Aus den Augenwinkeln sah er, wie Browning sich umständlich erhob und beim Anblick des heranrasenden Bären erstarrte.

«Bleiben Sie liegen! Nicht bewegen!«schrie Morton. Gleichzeitig packte er die Waffe mit beiden Händen, spreizte die Beine, um sicherer zielen zu können, und legte auf den Bären an. Das Ungeheuer war noch acht Meter entfernt, dann sechs, vier…

… und plötzlich schoß ein schwarz-weiß-braunes Etwas mit der Geschwindigkeit eines D-Zugs zwischen Morton und dem Bären über das Eis.

Morton prallte mit einem Schreckensschrei zurück und riß automatisch die Waffe hoch. Ein Schuß löste sich. Der Knall klang in der kalten, klaren Luft sonderbar dünn und verloren, und der Rückstoß ließ Kapitän Morton auf dem spiegelglatten Eis endgültig die Balance verlieren. Er stürzte, rollte sich blitzschnell herum und versuchte seine Pistole auf den Bären zu richten.

Aber auch das riesige Tier war stehengeblieben, wenn auch offensichtlich mehr aus Überraschung denn aus Schrecken. Sein gewaltiger zottiger Schädel pendelte unschlüssig hin und her, und der Blick aus riesigen Augen, in denen eine beunruhigende Schläue glitzerte, tastete abwechselnd Morton, Browning und den neu aufgetauchten Gegner ab.

Auch Morton wandte den Kopf. Er sah erst jetzt, was es gewesen war, das ihn und Dr. Browning — zumindest für den Moment — vor einem unrühmlichen Ende im Magen dieses gewaltigen Bären bewahrt hatte: ein Hundeschlittengespann. Aber es war nicht irgendein Gespann. Morton verstand nicht viel von Hunden, und schon gar nicht von Schlittenhunden, aber selbst ihm war klar, daß ein schneeweißer Husky schon etwas Besonderes sein mußte. Und vor den flachen, ganz aus Bast und Weidenzweigen gefertigten Schlitten waren gleich acht weiße Schlittenhunde gespannt. Und so ungewöhnlich wie die Tiere und das Gefährt, das sie hinter sich herzerrten, waren auch die beiden Männer auf dem Schlitten.

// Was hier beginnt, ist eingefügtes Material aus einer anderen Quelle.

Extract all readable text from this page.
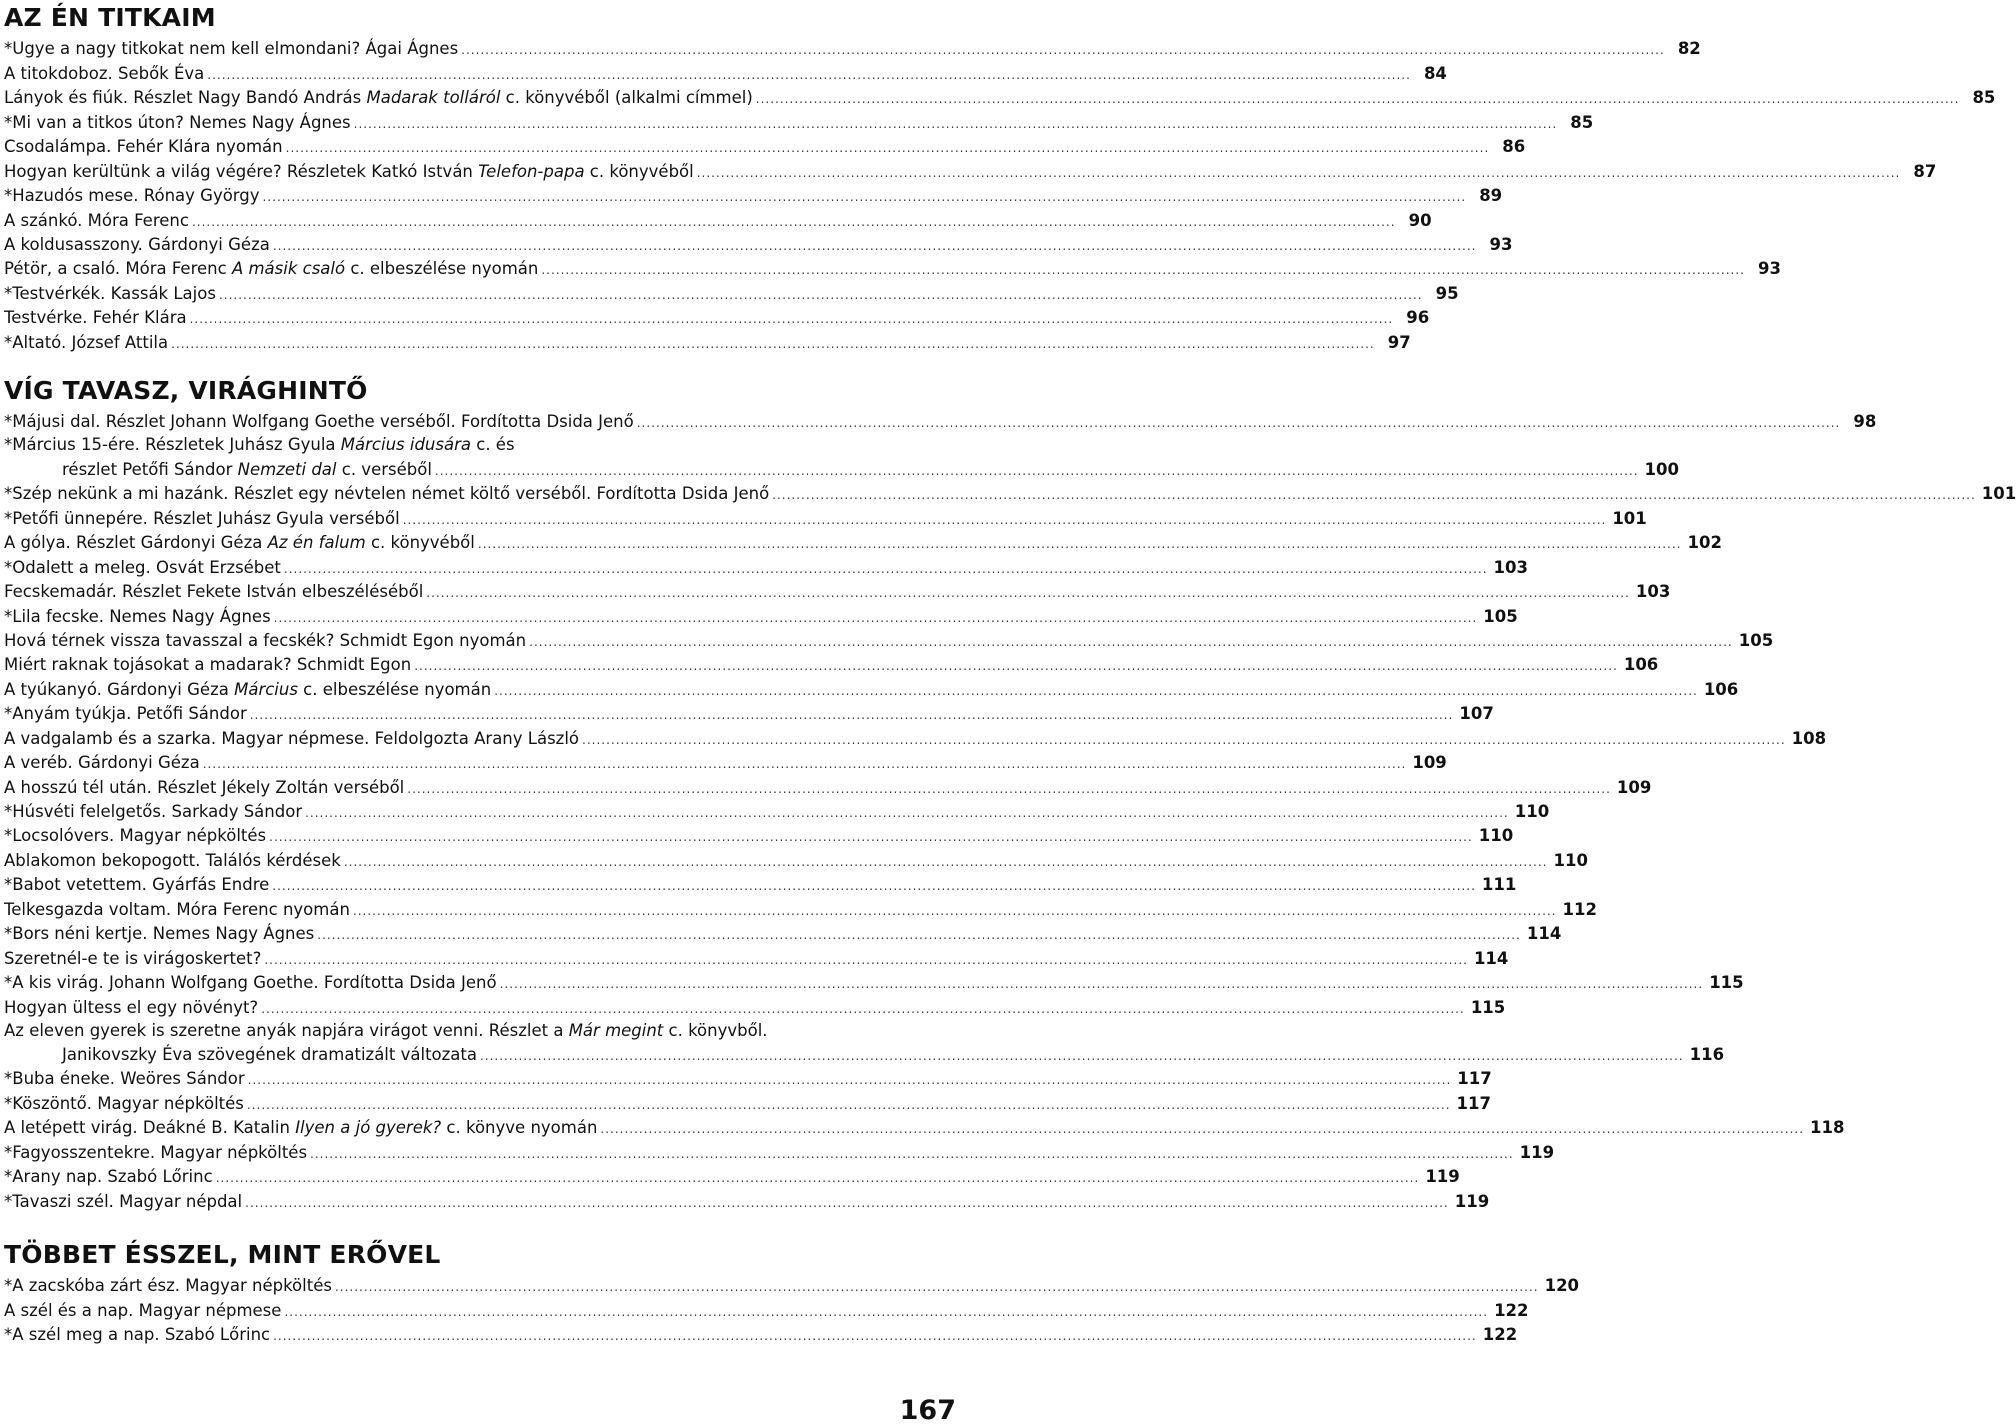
AZ ÉN TITKAIM
*Ugye a nagy titkokat nem kell elmondani? Ágai Ágnes .....	82
A titokdoboz. Sebők Éva .....	84
Lányok és fiúk. Részlet Nagy Bandó András Madarak tolláról c. könyvéből (alkalmi címmel) .....	85
*Mi van a titkos úton? Nemes Nagy Ágnes .....	85
Csodalámpa. Fehér Klára nyomán .....	86
Hogyan kerültünk a világ végére? Részletek Katkó István Telefon-papa c. könyvéből .....	87
*Hazudós mese. Rónay György .....	89
A szánkó. Móra Ferenc .....	90
A koldusasszony. Gárdonyi Géza .....	93
Pétör, a csaló. Móra Ferenc A másik csaló c. elbeszélése nyomán .....	93
*Testvérkék. Kassák Lajos .....	95
Testvérke. Fehér Klára .....	96
*Altató. József Attila .....	97
VÍG TAVASZ, VIRÁGHINTŐ
*Májusi dal. Részlet Johann Wolfgang Goethe verséből. Fordította Dsida Jenő .....	98
*Március 15-ére. Részletek Juhász Gyula Március idusára c. és
részlet Petőfi Sándor Nemzeti dal c. verséből .....	100
*Szép nekünk a mi hazánk. Részlet egy névtelen német költő verséből. Fordította Dsida Jenő .....	101
*Petőfi ünnepére. Részlet Juhász Gyula verséből .....	101
A gólya. Részlet Gárdonyi Géza Az én falum c. könyvéből .....	102
*Odalett a meleg. Osvát Erzsébet .....	103
Fecskemadár. Részlet Fekete István elbeszéléséből .....	103
*Lila fecske. Nemes Nagy Ágnes .....	105
Hová térnek vissza tavasszal a fecskék? Schmidt Egon nyomán .....	105
Miért raknak tojásokat a madarak? Schmidt Egon .....	106
A tyúkanyó. Gárdonyi Géza Március c. elbeszélése nyomán .....	106
*Anyám tyúkja. Petőfi Sándor .....	107
A vadgalamb és a szarka. Magyar népmese. Feldolgozta Arany László .....	108
A veréb. Gárdonyi Géza .....	109
A hosszú tél után. Részlet Jékely Zoltán verséből .....	109
*Húsvéti felelgetős. Sarkady Sándor .....	110
*Locsolóvers. Magyar népköltés .....	110
Ablakomon bekopogott. Találós kérdések .....	110
*Babot vetettem. Gyárfás Endre .....	111
Telkesgazda voltam. Móra Ferenc nyomán .....	112
*Bors néni kertje. Nemes Nagy Ágnes .....	114
Szeretnél-e te is virágoskertet? .....	114
*A kis virág. Johann Wolfgang Goethe. Fordította Dsida Jenő .....	115
Hogyan ültess el egy növényt? .....	115
Az eleven gyerek is szeretne anyák napjára virágot venni. Részlet a Már megint c. könyvből.
Janikovszky Éva szövegének dramatizált változata .....	116
*Buba éneke. Weöres Sándor .....	117
*Köszöntő. Magyar népköltés .....	117
A letépett virág. Deákné B. Katalin Ilyen a jó gyerek? c. könyve nyomán .....	118
*Fagyosszentekre. Magyar népköltés .....	119
*Arany nap. Szabó Lőrinc .....	119
*Tavaszi szél. Magyar népdal .....	119
TÖBBET ÉSSZEL, MINT ERŐVEL
*A zacskóba zárt ész. Magyar népköltés .....	120
A szél és a nap. Magyar népmese .....	122
*A szél meg a nap. Szabó Lőrinc .....	122
167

Morton hätte sich kaum einen größeren Gegensatz als diese beiden vorstellen können. Der eine war ein Riese; ein Koloß von derartiger Statur und Schulterbreite, daß er schon beinahe mißgestaltet wirkte, mit schwarzem, kurzgeschnittenem Haar, das glänzte, als wäre es eingefettet, und den halb mongolischen, halb indianischen Gesichtszügen eines Eskimos. Der andere war ein Mann von normaler Statur, aber neben dem Eskimo wirkte er wie ein Zwerg. Und trotzdem war etwas an ihm, das beinahe sofort Mortons Aufmerksamkeit weckte. Auch wenn er nicht gleich sagen konnte, warum. Trotz der beißenden Kälte trug der Mann nur khakifarbene Hosen und eine hüftlange, an den Rändern ausgefranste Lederjacke, die von einem breiten Gürtel zusammengehalten wurde. Auf seinem Kopf saß ein brauner Hut, der aussah, als wäre er mit seinem Besitzer schon mindestens dreimal um den Globus gereist.

Aber es war nicht seine Kleidung, die Morton für einen Moment sogar die Gefahr vergessen ließ, in der er sich befand, sondern irgend etwas an dem Mann selbst. Er gehörte zu jenen Menschen, die man nur einmal zu sehen brauchte, um sie nie wieder zu vergessen.

Ein tiefes Knurren erinnerte Morton nachhaltig daran, daß der Anblick des Mannes mit dem Filzhut und seines hünenhaften Begleiters unter Umständen nicht nur das Erstaunlichste, sondern auch das Letzte sein konnte, was er in seinem Leben zu Gesicht bekam. Hastig rappelte er sich auf, ergriff seine Pistole wieder mit beiden Händen und wich rasch ein paar Schritte über das Eis zurück, bis er das Flußufer erreicht und festen Stand gefunden hatte. Dann hob er die Waffe, hielt sie mit ausgestreckten Armen und zielte sorgfältig. Der Ko-diakbär war ein Gigant, selbst für ein Wesen seiner Gattung. Wenn er mit dieser Spielzeugpistole überhaupt eine Chance hatte, ihn ernsthaft zu verwunden, dann nur, wenn er sehr genau traf, und das beim ersten Schuß.